Ideally, doctors will use Wise’s results to evaluate female patients’ PAX1 markers and catch scoliosis in its earliest phase before surgery becomes necessary. According to the Scoliosis Research Society, children with a curvature of 50 percent often need spinal fusion surgery, a treatment process that takes four weeks or more to heal.

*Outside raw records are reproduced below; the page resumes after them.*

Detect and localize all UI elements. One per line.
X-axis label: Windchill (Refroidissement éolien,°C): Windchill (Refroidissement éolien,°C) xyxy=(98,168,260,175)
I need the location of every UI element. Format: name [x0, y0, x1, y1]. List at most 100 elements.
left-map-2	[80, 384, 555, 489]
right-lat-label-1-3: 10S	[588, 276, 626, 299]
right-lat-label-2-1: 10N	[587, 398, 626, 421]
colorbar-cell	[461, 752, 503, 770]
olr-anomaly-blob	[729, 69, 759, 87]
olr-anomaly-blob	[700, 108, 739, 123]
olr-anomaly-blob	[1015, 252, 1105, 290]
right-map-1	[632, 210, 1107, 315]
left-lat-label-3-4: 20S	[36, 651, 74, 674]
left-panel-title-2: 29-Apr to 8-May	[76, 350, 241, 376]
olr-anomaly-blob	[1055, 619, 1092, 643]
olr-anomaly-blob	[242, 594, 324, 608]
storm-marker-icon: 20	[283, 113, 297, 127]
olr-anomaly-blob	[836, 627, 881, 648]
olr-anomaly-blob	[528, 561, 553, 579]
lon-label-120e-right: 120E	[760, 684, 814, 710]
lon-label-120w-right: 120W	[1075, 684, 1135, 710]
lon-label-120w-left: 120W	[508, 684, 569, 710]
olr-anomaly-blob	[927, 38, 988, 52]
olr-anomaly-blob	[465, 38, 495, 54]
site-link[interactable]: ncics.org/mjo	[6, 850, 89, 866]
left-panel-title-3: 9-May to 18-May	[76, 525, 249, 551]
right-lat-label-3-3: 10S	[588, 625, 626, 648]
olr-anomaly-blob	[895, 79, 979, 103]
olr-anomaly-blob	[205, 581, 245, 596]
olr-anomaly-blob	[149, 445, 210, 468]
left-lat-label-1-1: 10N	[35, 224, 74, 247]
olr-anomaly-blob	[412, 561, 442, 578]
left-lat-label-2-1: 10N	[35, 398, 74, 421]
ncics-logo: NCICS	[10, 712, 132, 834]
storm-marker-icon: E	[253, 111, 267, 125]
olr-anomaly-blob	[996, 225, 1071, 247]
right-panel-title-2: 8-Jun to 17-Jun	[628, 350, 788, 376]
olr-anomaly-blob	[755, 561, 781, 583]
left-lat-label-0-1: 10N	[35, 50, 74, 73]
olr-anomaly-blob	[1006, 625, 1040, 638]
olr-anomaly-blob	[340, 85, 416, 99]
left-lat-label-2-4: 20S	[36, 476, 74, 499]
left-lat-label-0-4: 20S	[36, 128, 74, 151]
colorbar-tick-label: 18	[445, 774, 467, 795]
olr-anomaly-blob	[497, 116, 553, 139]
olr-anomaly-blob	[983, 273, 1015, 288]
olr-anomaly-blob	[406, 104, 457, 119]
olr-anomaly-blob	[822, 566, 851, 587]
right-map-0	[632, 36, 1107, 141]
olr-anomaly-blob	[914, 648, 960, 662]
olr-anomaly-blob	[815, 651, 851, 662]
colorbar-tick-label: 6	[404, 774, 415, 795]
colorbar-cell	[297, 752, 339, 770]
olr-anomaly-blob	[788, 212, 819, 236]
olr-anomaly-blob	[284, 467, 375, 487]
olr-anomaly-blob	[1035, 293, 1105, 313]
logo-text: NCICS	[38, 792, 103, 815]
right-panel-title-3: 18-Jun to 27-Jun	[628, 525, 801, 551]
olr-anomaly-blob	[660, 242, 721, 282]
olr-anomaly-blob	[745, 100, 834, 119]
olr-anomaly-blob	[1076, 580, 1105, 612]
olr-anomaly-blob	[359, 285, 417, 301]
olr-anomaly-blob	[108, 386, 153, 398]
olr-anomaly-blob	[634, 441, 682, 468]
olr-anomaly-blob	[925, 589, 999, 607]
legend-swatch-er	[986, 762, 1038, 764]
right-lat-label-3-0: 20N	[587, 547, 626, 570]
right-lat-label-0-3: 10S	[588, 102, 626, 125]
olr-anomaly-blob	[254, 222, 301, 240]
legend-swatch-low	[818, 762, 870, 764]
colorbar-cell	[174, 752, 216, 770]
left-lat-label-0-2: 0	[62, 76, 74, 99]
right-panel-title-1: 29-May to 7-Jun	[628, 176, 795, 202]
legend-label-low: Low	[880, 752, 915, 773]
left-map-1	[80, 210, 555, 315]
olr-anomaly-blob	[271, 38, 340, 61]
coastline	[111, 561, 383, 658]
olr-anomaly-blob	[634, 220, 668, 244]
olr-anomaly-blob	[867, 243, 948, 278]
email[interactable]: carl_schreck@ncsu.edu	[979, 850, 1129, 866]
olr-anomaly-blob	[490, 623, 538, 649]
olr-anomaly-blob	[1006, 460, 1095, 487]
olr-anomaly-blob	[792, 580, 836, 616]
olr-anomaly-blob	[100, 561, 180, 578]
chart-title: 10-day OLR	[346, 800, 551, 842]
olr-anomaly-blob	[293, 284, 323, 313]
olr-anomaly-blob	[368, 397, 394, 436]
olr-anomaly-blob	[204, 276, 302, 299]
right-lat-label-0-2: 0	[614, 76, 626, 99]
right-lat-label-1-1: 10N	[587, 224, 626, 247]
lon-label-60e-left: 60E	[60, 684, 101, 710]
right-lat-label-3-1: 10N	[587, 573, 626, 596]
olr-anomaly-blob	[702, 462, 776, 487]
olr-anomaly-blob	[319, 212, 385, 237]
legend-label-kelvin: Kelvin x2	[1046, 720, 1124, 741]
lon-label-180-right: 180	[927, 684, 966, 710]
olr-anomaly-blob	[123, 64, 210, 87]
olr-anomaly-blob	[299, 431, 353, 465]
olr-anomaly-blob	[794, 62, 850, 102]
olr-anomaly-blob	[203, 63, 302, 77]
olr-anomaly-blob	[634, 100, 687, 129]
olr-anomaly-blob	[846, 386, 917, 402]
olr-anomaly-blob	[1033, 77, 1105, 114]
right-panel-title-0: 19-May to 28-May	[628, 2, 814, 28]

Similarly, scientists now know that the PAX1 gene isn’t a useful tool when it comes to predicting scoliosis in boys. Researchers can now move on to the investigation of other possible genetic culprits with confidence.

Scoliosis No More

For nearly a century, Scottish Rite Hospital physicians and staff have worked shoulder-to-shoulder to better understand orthopedic conditions in children. Thanks to the work of Wise and her team, scoliosis specialists across the globe have taken a giant step forward. It is hoped that prevention measures will eventually flourish, and that scoliosis will become as obsolete as polio, the measles, and chicken pox.